Other investigators: 

Mr Steve Whetton, South Australian Centre for Economic Studies, University of Adelaide

Project description: 

Although Australia has made significant progress in reducing the prevalence of tobacco use, with daily smoking having declined from 24.3% in 1991 to 12.2% in 2016, tobacco remains the leading behaviour risk factor for disease burden and is responsible for nearly 15,000 deaths per year. In 2004/05 the social cost of tobacco was estimated at $31.5 billion, including those impacted by involuntary smoking (“passive” smoking and in utero exposure). NDRI will be updating the social cost of smoking to reflect the change in prevalence.
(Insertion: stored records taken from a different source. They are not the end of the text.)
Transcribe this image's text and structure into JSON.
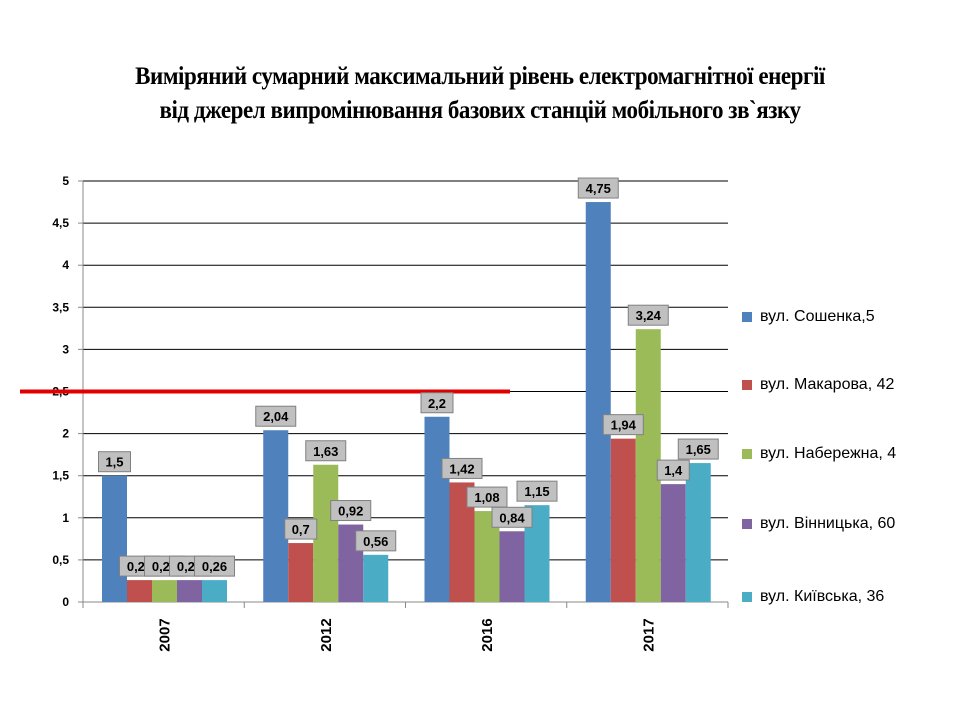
{
  "chart_data": {
    "type": "bar",
    "title_lines": [
      "Виміряний сумарний максимальний рівень електромагнітної енергії",
      "від джерел випромінювання базових станцій мобільного зв`язку"
    ],
    "categories": [
      "2007",
      "2012",
      "2016",
      "2017"
    ],
    "series": [
      {
        "name": "вул. Сошенка,5",
        "color": "#4F81BD",
        "values": [
          1.5,
          2.04,
          2.2,
          4.75
        ],
        "labels": [
          "1,5",
          "2,04",
          "2,2",
          "4,75"
        ]
      },
      {
        "name": "вул. Макарова, 42",
        "color": "#C0504D",
        "values": [
          0.26,
          0.7,
          1.42,
          1.94
        ],
        "labels": [
          "0,26",
          "0,7",
          "1,42",
          "1,94"
        ]
      },
      {
        "name": "вул. Набережна,  4",
        "color": "#9BBB59",
        "values": [
          0.26,
          1.63,
          1.08,
          3.24
        ],
        "labels": [
          "0,26",
          "1,63",
          "1,08",
          "3,24"
        ]
      },
      {
        "name": "вул. Вінницька,  60",
        "color": "#8064A2",
        "values": [
          0.26,
          0.92,
          0.84,
          1.4
        ],
        "labels": [
          "0,26",
          "0,92",
          "0,84",
          "1,4"
        ]
      },
      {
        "name": "вул. Київська, 36",
        "color": "#4BACC6",
        "values": [
          0.26,
          0.56,
          1.15,
          1.65
        ],
        "labels": [
          "0,26",
          "0,56",
          "1,15",
          "1,65"
        ]
      }
    ],
    "ylim": [
      0,
      5
    ],
    "yticks": [
      0,
      0.5,
      1,
      1.5,
      2,
      2.5,
      3,
      3.5,
      4,
      4.5,
      5
    ],
    "ytick_labels": [
      "0",
      "0,5",
      "1",
      "1,5",
      "2",
      "2,5",
      "3",
      "3,5",
      "4",
      "4,5",
      "5"
    ],
    "grid": true,
    "reference_line": {
      "value": 2.5,
      "color": "#E00000"
    },
    "legend_position": "right"
  }
}
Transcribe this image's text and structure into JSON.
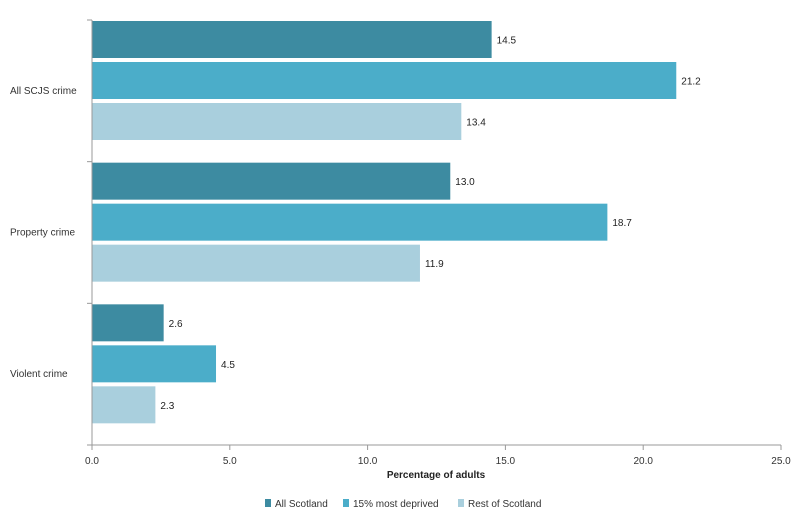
{
  "chart_data": {
    "type": "bar",
    "orientation": "horizontal",
    "categories": [
      "All SCJS crime",
      "Property crime",
      "Violent crime"
    ],
    "series": [
      {
        "name": "All Scotland",
        "values": [
          14.5,
          13.0,
          2.6
        ],
        "color": "#3d8ba1"
      },
      {
        "name": "15% most deprived",
        "values": [
          21.2,
          18.7,
          4.5
        ],
        "color": "#4badc9"
      },
      {
        "name": "Rest of Scotland",
        "values": [
          13.4,
          11.9,
          2.3
        ],
        "color": "#a9cfdd"
      }
    ],
    "data_labels": [
      [
        "14.5",
        "13.0",
        "2.6"
      ],
      [
        "21.2",
        "18.7",
        "4.5"
      ],
      [
        "13.4",
        "11.9",
        "2.3"
      ]
    ],
    "xlabel": "Percentage of adults",
    "xlim": [
      0,
      25
    ],
    "xticks": [
      "0.0",
      "5.0",
      "10.0",
      "15.0",
      "20.0",
      "25.0"
    ],
    "grid": false,
    "legend_position": "bottom"
  }
}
However, it will be important to attempt to quantify harms in high-risk groups, where tobacco use is more prevalent than the general populations. For example, in 2013, 32.3% of Indigenous Australians were daily smokers compared with 12.4% of the non-Indigenous population.

NDRI will be collaborating with leading epidemiologists, policy-makers, economists and tobacco control advocates, with the report scheduled for completion by October 2018.